Norman Craig SHIERLAW

SHIERLAW, Norman Craig

Service Number: Officer
Enlisted: 16 June 1915
Last Rank: Captain
Last Unit: 13th Infantry Battalion
Born: Adelaide, South Australia, 23 August 1883
Home Town: Adelaide, South Australia
Schooling: Prince Alfred College, University of Adelaide, South Australia and Edinburgh University
Occupation: Medical Practitioner
Died: Died of Wounds, France, 11 April 1917, aged 33 years
Cemetery: Vraucourt Copse Cemetery, Vaulx-Vraucourt
Plot II, Row B, Grave 13 Headstone Inscription "BELOVED YOUNGEST SON"
Memorials: Adelaide National War Memorial, Kent Town Prince Alfred College 'Nobly Striving, Nobly Fell' Roll of Honour, Unley Arch of Remembrance, Unley Town Hall WW1 Honour Board
Show Relationships

World War 1 Service

16 Jun 1915: Enlisted AIF WW1, Captain, Officer, Australian Army Medical Corps WW1
13 Apr 1917: Involvement AIF WW1, Captain, 13th Infantry Battalion

Help us honour Norman Craig Shierlaw's service by contributing information, stories, and images so that they can be preserved for future generations.
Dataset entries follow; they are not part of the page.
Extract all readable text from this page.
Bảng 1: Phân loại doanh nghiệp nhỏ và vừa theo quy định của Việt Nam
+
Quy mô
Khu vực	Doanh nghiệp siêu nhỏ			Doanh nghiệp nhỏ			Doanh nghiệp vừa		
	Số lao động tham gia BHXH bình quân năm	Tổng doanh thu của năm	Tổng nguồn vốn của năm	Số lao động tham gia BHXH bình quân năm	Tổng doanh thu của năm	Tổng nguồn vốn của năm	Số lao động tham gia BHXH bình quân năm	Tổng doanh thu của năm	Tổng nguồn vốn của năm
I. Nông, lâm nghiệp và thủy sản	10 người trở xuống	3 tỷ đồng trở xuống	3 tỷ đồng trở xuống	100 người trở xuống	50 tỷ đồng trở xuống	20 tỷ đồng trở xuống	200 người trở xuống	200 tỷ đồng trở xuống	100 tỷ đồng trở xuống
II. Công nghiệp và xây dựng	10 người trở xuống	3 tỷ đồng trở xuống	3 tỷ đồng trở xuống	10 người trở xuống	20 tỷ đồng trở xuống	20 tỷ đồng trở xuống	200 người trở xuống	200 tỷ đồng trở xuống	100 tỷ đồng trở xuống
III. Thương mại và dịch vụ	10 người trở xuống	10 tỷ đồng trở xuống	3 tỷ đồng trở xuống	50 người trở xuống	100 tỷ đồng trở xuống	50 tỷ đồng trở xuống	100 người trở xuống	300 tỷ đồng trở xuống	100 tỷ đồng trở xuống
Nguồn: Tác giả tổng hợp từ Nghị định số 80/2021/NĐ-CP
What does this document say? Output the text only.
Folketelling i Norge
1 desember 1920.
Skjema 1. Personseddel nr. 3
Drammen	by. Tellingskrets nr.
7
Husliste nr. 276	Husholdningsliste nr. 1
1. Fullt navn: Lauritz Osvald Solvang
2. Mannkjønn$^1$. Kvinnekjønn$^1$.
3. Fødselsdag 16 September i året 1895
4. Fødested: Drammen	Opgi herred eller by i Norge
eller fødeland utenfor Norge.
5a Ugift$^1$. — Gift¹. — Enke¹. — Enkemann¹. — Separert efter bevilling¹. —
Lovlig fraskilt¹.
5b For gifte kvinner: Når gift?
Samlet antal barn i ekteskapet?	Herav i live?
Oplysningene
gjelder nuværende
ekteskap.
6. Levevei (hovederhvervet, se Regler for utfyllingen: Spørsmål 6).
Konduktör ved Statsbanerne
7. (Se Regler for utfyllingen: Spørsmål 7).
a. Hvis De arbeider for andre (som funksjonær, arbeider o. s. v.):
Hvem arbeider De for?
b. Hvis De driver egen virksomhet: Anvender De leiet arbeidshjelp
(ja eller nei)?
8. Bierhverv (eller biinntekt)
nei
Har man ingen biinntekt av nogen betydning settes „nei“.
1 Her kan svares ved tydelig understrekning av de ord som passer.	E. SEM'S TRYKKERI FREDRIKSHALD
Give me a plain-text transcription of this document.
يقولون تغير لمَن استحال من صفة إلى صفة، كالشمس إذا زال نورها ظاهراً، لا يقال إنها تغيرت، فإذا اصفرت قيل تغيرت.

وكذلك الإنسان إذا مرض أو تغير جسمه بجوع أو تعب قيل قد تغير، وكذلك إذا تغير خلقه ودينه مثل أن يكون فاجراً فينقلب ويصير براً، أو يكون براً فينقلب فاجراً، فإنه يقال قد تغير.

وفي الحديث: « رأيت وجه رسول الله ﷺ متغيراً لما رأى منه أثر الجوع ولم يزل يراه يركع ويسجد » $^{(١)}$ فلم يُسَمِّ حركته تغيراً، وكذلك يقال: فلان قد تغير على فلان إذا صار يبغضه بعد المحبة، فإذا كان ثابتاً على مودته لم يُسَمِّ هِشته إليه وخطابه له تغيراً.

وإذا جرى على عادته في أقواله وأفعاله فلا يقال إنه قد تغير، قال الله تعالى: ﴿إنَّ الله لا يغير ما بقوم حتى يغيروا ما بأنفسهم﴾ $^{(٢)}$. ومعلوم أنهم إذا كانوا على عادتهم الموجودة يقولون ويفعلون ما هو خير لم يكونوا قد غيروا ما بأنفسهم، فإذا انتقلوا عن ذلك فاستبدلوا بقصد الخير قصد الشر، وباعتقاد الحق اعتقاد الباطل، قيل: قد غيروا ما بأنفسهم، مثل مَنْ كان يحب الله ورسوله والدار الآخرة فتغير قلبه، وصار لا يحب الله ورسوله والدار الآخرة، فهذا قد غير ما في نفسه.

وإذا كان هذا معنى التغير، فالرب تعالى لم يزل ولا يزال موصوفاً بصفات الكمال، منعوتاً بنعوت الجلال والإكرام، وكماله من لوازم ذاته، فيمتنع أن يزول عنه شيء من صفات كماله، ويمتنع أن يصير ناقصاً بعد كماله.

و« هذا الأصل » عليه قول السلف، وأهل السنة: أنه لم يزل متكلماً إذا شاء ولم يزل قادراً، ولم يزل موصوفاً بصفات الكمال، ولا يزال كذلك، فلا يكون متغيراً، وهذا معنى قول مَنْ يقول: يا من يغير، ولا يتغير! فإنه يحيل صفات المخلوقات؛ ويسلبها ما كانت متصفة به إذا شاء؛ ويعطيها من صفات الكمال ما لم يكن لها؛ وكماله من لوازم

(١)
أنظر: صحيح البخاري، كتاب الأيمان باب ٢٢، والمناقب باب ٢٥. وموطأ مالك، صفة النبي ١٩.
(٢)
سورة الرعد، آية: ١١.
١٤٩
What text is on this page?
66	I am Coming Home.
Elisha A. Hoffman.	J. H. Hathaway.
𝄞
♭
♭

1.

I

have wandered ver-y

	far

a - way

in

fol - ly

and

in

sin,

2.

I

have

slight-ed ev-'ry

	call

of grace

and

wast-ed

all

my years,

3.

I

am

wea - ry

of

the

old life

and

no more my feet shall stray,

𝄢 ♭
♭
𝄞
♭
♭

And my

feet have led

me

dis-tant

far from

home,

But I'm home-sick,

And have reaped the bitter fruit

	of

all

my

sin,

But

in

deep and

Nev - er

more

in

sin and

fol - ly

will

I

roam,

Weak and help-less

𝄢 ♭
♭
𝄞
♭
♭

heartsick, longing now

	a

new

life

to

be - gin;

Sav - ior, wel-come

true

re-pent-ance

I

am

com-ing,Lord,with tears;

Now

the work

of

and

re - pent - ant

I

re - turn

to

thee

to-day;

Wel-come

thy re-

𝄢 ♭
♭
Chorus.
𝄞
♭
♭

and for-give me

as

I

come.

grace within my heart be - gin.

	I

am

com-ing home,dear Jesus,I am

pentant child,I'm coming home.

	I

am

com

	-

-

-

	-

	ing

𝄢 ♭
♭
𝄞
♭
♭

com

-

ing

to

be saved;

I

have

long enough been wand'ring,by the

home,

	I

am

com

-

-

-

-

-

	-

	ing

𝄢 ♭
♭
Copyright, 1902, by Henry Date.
Biography contributed by Elizabeth Allen

Norman Craig SHIERLAW was born in Adelaide, South Australia on 23rd August, 1883

His parents were Joseph Craig SHIERLAW & Emma BALDWINSON

Biography contributed by Annette Summers

SHIERLAW Norman Craig MC FRCS(Ed) LRCP

1883-1917

Norman Craig Shierlaw was born on the 23rd August 1883 in Adelaide son of Joseph Craig Shierlaw and Emma née Baldwinson, brother of Howard 1879, Allan 1881 and Edith 1886. His father owned ‘Sheirlaw and Co.’ which was a Tailors, Clothiers, Outfitters and Hatters business in Hindley Street Adelaide. He was educated at Prince Alfred College, the University of Adelaide and Edinburgh University.  The Prince Alfred College Chronicle reported that “He was much interested in social problems in civil life before he went to the war”.

 

Sheirlaw joined the AIF in June 1915 at the age of 31 years and applied for a Commission in the AAMC. He was single and his father of 52 Eaton St, Malvern, SA  was named as his next of kin. He was posted to a Convalescent Depot, in England. He embarked from Melbourne on the 17th July 1915. He was attached as MO to the 1st Anzac entrenching Bn at Etaples on the 11th June 1916 and remained with them until a posting to the Australian 4th FdAmb and then to the 13th Bn as RMO in August 1916. He died of wounds received in action on the 11th April 1916 and was buried in the Australian Dressing Station Cemetery.  He was re-interned to the British Cemetery in 1929, ½ mile SW of the Vaulx-Vraucourt Corps British Cemetery, France Plot 2, Row B, Grave 13 , 3 miles NE of Bapaume. He was awarded the Military Cross posthumously on 22nd February 1917 for; “conspicuous gallantry in action and devotion to duty. He continually attended to the wounded for two days and nights under heavy fire. He has on many occasions done fine work”.   Correspondence between his father and the AIF for the receipt of the MC and the details of his son’s death took more than a year for a satisfactory response. His family received his 1914-15 Star, the British War Medal and the Victory Medal, and the Memorial Scroll and Kings Message in 1921 and the Memorial Plaque in 1922.

Source

Blood, Sweat and Fears: Medical Practitioners and Medical Students of South Australia, who Served in World War 1. 

Verco, Summers, Swain, Jelly. Open Books Howden, Adelaide 2014.